Dário Borim Jr.
Pra Frente, Sempre!
Correr para trás, isto é, de
costas e sem ver o que pode aparecer no
caminho, não é boa ideia. E o que não é boa ideia pode dar em péssima ideia, ou quase tragédia, ou
mesmo uma tragédia completa. Pior ainda é
correr assim depois de certa idade – digamos, 50 anos – e tropeçar nos seus próprios pés. Pior ainda é
esquecer que uma quadra tênis coberta
geralmente tem paredes, e que uma delas, de tijolos, pode aparecer bem na rota de uma correria em marcha-ré!
No meu caso, exatamente oito
semanas atrás em Belo Horizonte, a
extravagância de correr de costas para rebater uma bola de tênis no fundo de quadra não deu em tragédia, mas
quase. Ao cair do tropeço entre meus
pés me apoiei na mão esquerda, que não me aguentou e pediu ajuda ao braço, que tampouco tolerou meus 90 kg
e se partiu em três pontos junto ao
pulso. Foram três fraturas fragmentadas, ou, “complexas”, como disse o ortopedista Guilherme Gontijo: duas
quebras no rádio e uma no úmero. Doeram muito, e ainda doem até
hoje!
Para complicar mais, também havia
uma parede de tijolos no meu
caminho, contra a qual caí, jogado pelo impulso da correria retrógrada, batendo ali a parte mais alta
do crânio. A barreira de tijolos me aguentou,
mas me fez muito mal. Além da forte pancada na cabeça, ela esmagou o couro (originalmente, muitos anos
atrás) cabeludo, abrindo três cortes em
forma de um K para trás (mais uma ironia da marcha-ré). Fez-me perder os sentidos e ficar de olhos
arregalados por cerca de cinco segundos. Ainda levaria aproximadamente 30 minutos para poder
"relaxar" e deixar de lutar
contra outro desmaio que me provocava o cérebro abalado, algo que talvez me pudesse levar a um nefasto coma.

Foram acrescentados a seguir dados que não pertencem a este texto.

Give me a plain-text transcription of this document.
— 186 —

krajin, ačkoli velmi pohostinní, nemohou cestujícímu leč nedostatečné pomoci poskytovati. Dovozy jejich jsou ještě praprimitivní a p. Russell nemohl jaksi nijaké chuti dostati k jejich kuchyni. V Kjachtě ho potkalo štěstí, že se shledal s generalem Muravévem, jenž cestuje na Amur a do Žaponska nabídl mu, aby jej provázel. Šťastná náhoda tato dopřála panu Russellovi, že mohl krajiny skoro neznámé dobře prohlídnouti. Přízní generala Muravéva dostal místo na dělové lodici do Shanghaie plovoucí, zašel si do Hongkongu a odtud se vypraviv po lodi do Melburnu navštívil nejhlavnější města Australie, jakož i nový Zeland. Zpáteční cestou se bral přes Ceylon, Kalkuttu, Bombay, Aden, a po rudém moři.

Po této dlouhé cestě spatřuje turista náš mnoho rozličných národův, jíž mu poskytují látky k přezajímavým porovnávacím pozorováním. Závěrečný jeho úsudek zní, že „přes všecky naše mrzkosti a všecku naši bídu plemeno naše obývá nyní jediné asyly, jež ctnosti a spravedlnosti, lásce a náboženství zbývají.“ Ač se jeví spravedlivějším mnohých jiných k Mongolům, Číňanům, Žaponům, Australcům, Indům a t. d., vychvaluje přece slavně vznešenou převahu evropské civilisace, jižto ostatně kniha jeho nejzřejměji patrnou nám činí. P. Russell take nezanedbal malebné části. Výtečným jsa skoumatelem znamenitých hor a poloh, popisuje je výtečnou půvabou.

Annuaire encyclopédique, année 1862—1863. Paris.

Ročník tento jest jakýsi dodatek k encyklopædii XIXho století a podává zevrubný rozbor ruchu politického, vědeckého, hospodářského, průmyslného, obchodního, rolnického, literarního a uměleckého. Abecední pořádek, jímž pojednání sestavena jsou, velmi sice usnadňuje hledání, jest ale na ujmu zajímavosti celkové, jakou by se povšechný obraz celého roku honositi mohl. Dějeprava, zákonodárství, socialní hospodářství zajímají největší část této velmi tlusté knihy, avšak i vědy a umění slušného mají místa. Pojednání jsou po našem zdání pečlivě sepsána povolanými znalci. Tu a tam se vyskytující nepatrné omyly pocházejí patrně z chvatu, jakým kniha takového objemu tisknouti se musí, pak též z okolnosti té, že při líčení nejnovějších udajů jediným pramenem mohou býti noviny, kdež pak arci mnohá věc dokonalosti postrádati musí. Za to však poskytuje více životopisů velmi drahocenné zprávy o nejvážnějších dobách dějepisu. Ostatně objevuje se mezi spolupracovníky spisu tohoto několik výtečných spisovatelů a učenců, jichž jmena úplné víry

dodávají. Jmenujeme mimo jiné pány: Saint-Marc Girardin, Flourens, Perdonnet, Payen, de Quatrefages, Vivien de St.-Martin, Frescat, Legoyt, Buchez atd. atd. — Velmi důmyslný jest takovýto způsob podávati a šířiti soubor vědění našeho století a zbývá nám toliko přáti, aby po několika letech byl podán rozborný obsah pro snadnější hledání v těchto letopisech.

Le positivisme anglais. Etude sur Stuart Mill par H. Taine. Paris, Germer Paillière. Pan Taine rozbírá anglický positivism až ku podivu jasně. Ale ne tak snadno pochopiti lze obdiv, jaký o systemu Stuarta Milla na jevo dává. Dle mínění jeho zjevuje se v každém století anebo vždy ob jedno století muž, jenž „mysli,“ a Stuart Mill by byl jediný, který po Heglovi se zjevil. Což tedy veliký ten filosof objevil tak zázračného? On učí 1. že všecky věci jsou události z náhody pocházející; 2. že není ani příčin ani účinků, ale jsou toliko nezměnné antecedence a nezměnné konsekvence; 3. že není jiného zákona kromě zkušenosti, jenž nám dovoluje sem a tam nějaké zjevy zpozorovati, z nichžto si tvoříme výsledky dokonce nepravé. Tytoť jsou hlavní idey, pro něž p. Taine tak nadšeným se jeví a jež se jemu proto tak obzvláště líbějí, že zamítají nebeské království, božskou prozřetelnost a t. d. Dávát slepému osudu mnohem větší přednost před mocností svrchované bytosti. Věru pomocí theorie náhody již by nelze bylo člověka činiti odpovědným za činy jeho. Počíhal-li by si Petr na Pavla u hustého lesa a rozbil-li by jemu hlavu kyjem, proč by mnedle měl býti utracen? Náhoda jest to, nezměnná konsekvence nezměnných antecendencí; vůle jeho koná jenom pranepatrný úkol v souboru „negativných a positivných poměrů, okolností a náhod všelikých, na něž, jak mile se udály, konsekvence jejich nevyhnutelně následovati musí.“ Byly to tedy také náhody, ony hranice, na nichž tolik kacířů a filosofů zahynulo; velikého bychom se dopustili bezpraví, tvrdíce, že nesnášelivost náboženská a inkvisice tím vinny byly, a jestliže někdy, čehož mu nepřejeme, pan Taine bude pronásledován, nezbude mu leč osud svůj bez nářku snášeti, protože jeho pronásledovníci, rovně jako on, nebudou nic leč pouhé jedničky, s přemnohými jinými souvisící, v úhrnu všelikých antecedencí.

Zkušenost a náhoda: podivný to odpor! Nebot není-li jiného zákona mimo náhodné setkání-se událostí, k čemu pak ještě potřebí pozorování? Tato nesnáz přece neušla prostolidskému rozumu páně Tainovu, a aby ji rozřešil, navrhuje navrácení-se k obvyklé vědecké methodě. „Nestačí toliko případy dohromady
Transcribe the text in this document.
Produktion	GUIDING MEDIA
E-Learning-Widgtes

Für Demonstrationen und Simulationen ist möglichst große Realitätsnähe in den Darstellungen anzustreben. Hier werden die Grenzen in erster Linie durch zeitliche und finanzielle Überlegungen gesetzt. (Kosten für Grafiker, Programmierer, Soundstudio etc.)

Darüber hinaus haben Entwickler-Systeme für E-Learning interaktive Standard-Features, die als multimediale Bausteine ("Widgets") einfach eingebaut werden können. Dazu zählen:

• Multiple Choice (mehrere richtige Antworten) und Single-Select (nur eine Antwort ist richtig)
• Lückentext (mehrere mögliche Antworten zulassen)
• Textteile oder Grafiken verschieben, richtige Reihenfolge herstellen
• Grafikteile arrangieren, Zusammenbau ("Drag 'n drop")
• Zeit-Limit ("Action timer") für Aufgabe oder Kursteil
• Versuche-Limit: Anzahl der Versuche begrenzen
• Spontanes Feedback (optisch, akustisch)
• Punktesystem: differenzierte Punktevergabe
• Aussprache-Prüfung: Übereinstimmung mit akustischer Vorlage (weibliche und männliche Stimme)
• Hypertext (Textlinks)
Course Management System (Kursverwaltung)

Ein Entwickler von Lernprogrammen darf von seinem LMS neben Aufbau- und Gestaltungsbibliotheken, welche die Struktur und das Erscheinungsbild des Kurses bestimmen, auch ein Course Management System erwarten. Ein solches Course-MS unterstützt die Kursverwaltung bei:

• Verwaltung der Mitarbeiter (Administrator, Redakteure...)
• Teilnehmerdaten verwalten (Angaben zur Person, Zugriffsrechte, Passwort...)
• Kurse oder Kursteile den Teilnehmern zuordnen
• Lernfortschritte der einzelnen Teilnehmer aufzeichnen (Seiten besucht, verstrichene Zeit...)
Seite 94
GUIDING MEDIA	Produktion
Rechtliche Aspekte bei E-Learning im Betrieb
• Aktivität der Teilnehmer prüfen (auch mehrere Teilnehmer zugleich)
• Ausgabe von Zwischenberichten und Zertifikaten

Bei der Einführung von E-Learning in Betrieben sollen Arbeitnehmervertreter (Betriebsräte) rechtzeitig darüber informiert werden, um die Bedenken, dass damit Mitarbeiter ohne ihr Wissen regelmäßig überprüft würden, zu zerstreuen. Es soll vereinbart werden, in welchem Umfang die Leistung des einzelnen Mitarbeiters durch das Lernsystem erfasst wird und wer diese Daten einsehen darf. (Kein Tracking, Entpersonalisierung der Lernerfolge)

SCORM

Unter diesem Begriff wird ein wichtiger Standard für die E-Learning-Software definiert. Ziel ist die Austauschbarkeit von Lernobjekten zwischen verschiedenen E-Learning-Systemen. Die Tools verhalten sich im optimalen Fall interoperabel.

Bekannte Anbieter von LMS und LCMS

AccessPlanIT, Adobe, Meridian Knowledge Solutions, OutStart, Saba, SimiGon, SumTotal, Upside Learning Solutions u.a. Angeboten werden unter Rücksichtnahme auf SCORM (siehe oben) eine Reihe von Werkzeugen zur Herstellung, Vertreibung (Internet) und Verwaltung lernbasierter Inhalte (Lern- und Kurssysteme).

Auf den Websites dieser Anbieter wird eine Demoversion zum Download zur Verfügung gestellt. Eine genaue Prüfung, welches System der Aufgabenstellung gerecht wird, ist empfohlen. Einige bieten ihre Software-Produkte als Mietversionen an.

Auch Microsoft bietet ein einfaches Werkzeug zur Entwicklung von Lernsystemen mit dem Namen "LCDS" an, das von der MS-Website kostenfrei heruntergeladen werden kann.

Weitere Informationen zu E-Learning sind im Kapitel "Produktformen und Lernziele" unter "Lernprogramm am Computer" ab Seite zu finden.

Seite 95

Depois de ler, muitos anos atrás,
uma reportagem sobre o gravíssimo
acidente que sofera o piloto austríaco Nikki Lauda, jamais esqueci que é extremamente perigoso se deixar
adormecer logo após acidentes muito
sérios. Tive a sorte de contar com a generosa e sábia ajuda de meu irmão José Carlos e meu sobrinho Daniel,
com que eu jogava. Eles me deram os
primeiros socorros, inclusive um belo balde d'água fria para me acordar e lavar os ferimentos. Como se sabe,
cortes na cabeça sangram muito e
minha aparência geral devia ser assustadora.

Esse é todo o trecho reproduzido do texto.